In a recent commentary in the journal Nature, two Cambridge University researchers reported that about a dozen of their colleagues had admitted to regular use of prescription drugs like Adderall, a stimulant, and Provigil, which promotes wakefulness, to improve their academic performance.

Academics? Geeks are taking what amount to performance-enhancing drugs, when the performance in question is…acing a research paper?

Apparently, this behavior extends to students—but then again, what pills won’t you try in college?

Surveys of college students have found that from 4 percent to 16 percent say they have used stimulants or other prescription drugs to improve their academic performance — usually getting the pills from other students.

So it’s no stretch, really, to figure this goes on in the workplace, too.

“Suppose you’re preparing for the SAT, or going for a job interview — in those situations where you have to perform on that day, these drugs will be very attractive,” said Dr.

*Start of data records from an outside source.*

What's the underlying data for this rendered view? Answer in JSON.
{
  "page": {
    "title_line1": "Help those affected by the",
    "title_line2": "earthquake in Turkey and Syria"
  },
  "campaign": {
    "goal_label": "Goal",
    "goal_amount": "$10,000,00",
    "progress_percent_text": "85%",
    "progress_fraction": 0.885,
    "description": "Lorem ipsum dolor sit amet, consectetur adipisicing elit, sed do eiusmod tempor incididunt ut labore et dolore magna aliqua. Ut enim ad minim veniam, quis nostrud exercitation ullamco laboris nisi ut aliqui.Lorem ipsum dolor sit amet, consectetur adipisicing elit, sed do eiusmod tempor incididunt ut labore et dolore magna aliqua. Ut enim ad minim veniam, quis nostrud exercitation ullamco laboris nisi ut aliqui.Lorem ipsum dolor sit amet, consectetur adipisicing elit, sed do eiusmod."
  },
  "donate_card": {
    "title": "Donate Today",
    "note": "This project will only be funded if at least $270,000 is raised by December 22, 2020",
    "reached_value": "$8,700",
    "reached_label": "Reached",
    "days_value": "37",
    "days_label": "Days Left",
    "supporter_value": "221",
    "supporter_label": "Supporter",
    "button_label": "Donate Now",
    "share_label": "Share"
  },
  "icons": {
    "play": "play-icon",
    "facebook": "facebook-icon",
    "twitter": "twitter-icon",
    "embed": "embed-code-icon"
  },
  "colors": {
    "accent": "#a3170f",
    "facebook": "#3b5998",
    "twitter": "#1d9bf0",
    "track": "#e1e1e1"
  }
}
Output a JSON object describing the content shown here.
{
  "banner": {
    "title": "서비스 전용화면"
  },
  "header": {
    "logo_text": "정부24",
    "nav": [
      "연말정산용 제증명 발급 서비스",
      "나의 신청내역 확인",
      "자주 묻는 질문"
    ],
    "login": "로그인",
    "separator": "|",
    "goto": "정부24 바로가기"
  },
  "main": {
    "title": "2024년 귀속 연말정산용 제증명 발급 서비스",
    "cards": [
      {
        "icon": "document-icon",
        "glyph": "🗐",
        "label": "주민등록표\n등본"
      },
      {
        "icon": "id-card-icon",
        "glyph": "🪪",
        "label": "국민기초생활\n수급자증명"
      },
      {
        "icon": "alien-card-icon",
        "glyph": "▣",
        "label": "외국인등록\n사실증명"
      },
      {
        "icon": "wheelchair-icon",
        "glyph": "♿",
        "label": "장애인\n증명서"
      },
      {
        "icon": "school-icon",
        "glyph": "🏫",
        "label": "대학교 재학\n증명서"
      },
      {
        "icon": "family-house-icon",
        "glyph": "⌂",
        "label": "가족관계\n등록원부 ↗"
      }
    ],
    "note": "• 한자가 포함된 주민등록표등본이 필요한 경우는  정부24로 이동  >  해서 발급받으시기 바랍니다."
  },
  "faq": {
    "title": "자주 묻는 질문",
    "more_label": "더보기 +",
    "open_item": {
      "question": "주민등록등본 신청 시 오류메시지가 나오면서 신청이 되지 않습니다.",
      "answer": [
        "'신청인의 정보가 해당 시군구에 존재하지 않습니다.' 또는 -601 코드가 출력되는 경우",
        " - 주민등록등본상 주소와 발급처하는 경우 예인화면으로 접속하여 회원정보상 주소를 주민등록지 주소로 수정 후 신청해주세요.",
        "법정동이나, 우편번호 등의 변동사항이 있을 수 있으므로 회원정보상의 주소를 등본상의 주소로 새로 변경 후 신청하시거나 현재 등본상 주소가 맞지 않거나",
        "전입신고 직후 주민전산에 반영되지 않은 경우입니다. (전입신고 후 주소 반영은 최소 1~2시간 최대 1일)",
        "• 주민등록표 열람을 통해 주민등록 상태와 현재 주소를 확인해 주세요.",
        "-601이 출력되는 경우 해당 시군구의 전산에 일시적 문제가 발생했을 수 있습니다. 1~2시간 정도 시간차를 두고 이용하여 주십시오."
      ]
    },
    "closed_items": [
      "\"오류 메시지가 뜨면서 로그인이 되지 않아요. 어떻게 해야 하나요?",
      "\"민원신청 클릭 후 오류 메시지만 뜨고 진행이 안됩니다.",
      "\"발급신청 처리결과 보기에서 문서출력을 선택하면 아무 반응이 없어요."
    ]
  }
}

Barbara Sahakian of Cambridge, a co-author with Sharon Morein-Zamir of the recent essay in Nature. “The desire for cognitive enhancement is very strong, maybe stronger than for beauty, or athletic ability.”

Back to the presidential candidates. I’m not suggesting anyone takes anything stronger than a double espresso. But, geez, wouldn’t the temptation be there? If nerds are knocking back uppers to best other nerds, good grief—what about those in the midst of the longest, most visible and excruciating job interview known to the modern world? I’ll tell you, it would drive me to drink—and then some.

Now that I mention it, I’ve got a rather key interview tomorrow morning—not for a job, but in connection to a project I’m very keen to pursue. I need to be on point, lively, whip smart, not easily cowed. Formidable, even. I need to dazzle. Yet I’ve spent today schlumpfing around in a fog because my three-year-old decided that daylight savings meant the clock jumped forward three hours and therefore breakfast ought to be served at 4:30 a.m. A teeny little pill could wipe away my fatigue, couldn’t it, not to mention my overwhelming sense of inadequacy?

And then I remember I’m pregnant. Oh, my kingdom for a maternity-friendly beta blocker.

What do you think—do academics, students and professionals have a right to brain-enhancement drugs, or is it cheating?